Villa Urquiza, le nouveau quartier en vogue

Quand l’auteur de cet article est arrivée à Buenos Aires, ce sont les rues de Villa Urquiza qu’elle a foulées pour la toute première fois, bien avant Caminito, la Place de Mai et autres grands classiques touristiques. D’ailleurs, si elle est tombée sous le charme de la capitale argentine, c’est grâce à ce quartier. Son ambiance tranquille et résidentielle, ses rues pavées, et surtout ses maisons basses aux façades élégantes – qui, comme elle le vérifierait par la suite, caractérisent si bien l’âme du Buenos Aires traditionnel – étaient bien loin de l’idée qu’elle se faisait de la mégalopole porteña.

Le terrain à l’origine du quartier fut acheté par un certain Francisco Seeber pour procurer du matériel de remblai à un chantier dont était chargée son entreprise “Las Catalinas”. Une fois cette mission accomplie, l’homme d’affaire s’y fit construire une belle demeure, divisa le secteur en lots, et les vendit à des fins résidentielles en 1887. Bien avant cette date, une centaine d’ouvriers de l’entreprise de Seeber furent les premiers à s’installer dans la zone. Principalement originaires d’Entre Ríos, ce sont eux qui, en 1901, demandèrent à ce que le quartier – jusque là baptisé “Villa las Catalinas” – prenne le nom de Villa Urquiza en l’honneur du général Justo José de Urquiza, homme politique argentin originaire de leur région.

Depuis, Villurca – comme l’appelle affectueusement ses propres habitants – n’a cessé de grandir. Jusqu’à connaître un véritable boom immobilier depuis les années 2003. En effet, l’extension de la ligne B du subte vers les rues Triunvirato et Roosevelt a contribué à désenclaver le secteur,  jusque là desservi seulement par la ligne de chemin de fer Mitre. Conséquence de cette revalorisation : le prix du mètre carré a flambé. On reconnaît facilement cette transition. A certains endroits, des immeubles ultra modernes côtoient des pavillons plus anciens, de style anglais ou de type chalet. Un renouveau qui dote Villa Urquiza d’une touche dynamique, jeune et branchée qui ne vous laissera pas indifférent !

L’avenue Triunvirato qui garde par endroit ses pavés d’origine, est la colonne vertébrale du quartier, toujours en pleine ébullition. Outre de nombreux commerces, elle abrite le Théâtre 25 de Mayo, petite perle de l’architecture néo-classique. Sur la rue Monroe, vous trouverez une grande quantité de restaurants et de bars, mais si vous désirez plus de calme, alors dirigez-vous vers la rue Mendoza où quelques établissements vous permettront de profiter de plus de tranquillité.

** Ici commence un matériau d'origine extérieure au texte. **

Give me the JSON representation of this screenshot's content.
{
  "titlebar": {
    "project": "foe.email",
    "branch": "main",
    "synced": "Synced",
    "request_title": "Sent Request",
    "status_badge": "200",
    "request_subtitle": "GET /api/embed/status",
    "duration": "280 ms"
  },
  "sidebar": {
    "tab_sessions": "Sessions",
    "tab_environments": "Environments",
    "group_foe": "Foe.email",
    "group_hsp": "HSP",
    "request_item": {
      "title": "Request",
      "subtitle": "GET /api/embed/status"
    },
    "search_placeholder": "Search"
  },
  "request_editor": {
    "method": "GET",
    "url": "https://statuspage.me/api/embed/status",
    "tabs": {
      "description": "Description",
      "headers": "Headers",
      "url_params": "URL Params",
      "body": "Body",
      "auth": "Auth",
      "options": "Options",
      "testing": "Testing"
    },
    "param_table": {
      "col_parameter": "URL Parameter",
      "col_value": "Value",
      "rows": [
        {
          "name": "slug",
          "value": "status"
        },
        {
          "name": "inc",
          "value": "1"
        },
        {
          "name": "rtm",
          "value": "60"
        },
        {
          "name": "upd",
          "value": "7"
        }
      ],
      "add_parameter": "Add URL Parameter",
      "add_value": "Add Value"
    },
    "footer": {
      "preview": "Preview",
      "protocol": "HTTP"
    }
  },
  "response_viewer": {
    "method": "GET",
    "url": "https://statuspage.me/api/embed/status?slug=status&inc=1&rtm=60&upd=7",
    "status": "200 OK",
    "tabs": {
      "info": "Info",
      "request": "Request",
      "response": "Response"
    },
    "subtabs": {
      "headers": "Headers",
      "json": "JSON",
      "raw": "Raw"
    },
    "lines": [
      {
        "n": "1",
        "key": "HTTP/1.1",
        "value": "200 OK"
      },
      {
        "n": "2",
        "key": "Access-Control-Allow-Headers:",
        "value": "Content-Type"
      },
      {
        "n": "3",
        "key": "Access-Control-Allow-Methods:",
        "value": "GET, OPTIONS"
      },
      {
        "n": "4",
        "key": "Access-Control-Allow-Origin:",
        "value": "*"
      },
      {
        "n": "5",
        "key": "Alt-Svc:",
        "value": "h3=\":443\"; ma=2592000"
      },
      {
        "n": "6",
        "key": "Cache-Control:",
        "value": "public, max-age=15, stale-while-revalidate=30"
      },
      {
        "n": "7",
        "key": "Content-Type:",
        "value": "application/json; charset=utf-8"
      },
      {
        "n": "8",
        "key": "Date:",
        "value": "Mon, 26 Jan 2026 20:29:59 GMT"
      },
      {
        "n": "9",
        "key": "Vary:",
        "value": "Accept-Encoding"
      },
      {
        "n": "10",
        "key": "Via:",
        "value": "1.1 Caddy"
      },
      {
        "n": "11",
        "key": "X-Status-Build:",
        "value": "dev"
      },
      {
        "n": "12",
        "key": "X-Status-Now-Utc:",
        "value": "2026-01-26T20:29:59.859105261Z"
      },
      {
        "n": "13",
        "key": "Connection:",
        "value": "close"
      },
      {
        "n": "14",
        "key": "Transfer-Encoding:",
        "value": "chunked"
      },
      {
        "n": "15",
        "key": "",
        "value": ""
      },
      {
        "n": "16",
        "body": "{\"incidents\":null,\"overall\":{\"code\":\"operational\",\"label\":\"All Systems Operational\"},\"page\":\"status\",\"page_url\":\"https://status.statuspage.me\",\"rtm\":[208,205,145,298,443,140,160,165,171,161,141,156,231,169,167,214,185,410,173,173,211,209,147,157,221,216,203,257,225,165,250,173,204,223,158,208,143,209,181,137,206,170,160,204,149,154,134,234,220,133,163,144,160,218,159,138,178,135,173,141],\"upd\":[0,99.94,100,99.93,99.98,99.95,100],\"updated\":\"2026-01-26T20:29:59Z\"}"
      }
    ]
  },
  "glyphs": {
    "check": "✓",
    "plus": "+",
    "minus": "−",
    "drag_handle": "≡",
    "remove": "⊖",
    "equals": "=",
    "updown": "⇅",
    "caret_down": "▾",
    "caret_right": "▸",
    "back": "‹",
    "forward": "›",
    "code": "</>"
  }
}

Villa Urquiza peut désormais facilement rivaliser avec Belgrano ou Barrio Norte en ce qui concerne la qualité de vie. Saviez-vous que le chanteur de rock Spinetta y avait installé sa résidence et son studio de enregistrement ? De plus, la zone est plutôt verte, ponctuée de petites places arborées. L’immense parc Sarmiento est d’ailleurs tout proche.

FICHE D’IDENTITE

Le quartier en trois mots : familial, dynamique, arboré
Les points forts du quartier : L’avenue Triunvirato et la rue Monroe, le théâtre 25 de Mayo
Nos bars/cafés préférés :
El Bohemio et El Faro pour leur authenticité et Café de la U (c’est le café notable du quartier)
Nos restaurants préférés :
Pindal, tout à fait conventionnel, c’est le grand classique du quartier.
Notre coups de coeur : 
Loin de l’ébullition du centre avec une petite touche tendance.